The evening fell into the usual pattern, of lazing around the fire, + eventually getting round to cooking dinner. I cooked tonight, + things went remarkably well, even tho’ it was for 5, Tom (as usual) + Rene joining us. Turned out bloody well too – a really tasty + substantial stew, followed by coffee + bread + cheese, courtesy Tom, + some yum, before the usual dispersal to bed.
A very lazy day, in which we just about managed to get ourselves moving to do some shopping. It does seem that we have been seduced by the camp-fire lifestyle, rather than throwing ourselves back on our own resources; there is something comforting about feeling part of a small community.
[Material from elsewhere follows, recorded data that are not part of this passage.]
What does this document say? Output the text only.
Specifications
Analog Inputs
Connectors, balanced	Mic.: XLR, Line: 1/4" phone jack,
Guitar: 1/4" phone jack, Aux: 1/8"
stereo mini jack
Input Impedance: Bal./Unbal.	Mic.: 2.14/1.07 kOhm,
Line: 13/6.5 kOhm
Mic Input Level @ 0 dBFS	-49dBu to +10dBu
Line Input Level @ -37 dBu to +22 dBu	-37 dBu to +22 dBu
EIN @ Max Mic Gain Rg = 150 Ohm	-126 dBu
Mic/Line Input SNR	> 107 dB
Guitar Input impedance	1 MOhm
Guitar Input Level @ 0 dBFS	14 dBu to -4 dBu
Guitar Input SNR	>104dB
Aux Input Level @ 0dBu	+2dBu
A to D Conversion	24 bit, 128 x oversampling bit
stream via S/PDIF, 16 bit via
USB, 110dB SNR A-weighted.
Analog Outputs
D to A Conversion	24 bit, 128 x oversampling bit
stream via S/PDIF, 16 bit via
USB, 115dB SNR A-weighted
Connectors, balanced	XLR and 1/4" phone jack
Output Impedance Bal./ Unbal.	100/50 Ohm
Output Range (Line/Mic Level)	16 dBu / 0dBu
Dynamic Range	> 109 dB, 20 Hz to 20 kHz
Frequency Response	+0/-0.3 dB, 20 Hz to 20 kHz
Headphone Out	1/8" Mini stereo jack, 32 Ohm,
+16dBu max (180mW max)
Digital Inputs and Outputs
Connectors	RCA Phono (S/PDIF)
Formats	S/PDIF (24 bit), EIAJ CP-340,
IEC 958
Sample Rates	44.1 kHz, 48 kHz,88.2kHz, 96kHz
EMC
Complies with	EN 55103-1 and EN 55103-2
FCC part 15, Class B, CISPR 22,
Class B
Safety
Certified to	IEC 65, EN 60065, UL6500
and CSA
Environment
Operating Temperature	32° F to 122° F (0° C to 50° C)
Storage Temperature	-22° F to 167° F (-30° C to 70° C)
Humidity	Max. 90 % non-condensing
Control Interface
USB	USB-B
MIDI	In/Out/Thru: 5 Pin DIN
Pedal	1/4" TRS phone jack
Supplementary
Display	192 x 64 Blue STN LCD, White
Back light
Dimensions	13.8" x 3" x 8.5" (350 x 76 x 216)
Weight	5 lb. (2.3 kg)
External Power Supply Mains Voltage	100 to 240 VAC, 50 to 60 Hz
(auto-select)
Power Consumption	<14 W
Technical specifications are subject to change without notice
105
A strangely nothingy day. As usual, there was a new figure at our fire when I got up – our camp fire (because it’s the only one around, except for the one belonging to an evangelical group in one corner) seems to be the centre of attraction for newcomers. Hardly surprising – there’s often tea available, things are set up pretty well, + Tom (+ us as well) are generally welcoming. This time it was Luke, an Aussie film actor who was on his way home after working in California. He was hiring a car today, to drive around the island, and Tom, always with an eye out for the main chance, had got himself invited, along with Rene, a French guy camping there. We 3 musketeers just about got ourselves together to get to church by 10 o’clock, so that we could listen to the music. It was very good indeed – we’ve vowed to renew our search for local church music on cassette. The people were all dressed up too – we were able to take some good pictures. One guy stood at the back with a long stick, + it was his job to walk along the aisles during the sermon, + tap people with it if they weren’t paying attention.
However, for the rest of the day we did virtually nothing, except laze around, eat, throw an occasional dice, and get bored. It was very annoying we had an excess of expendable energy, + nothing to expend it on. No ball, no Frisbee, and try as we might, no way of obtaining one, it seems. Eventually the evening came, + we could eat our evening meal – omelette. Soon after, the evangelical group returned – they’d been out visiting somewhere – with an excess of cake, so they brought over masses to us, which we made pretty short work of. They certainly had loads – when Tom returned, he went over to join them (+ pig himself), + Dave joined him after Val + I went to bed. They seemed nice enough, tho’ Tom + Dave had to endure a prayer said for each of them.
Quite the day for religious intervention, of one kind and another. But we are killing time, and actually want to be on our way. Never did find that cassette, by the way. Now that we have the internet, I ought to be able to track some down, I suppose, but some of the impetus for that has been lost over the past forty years.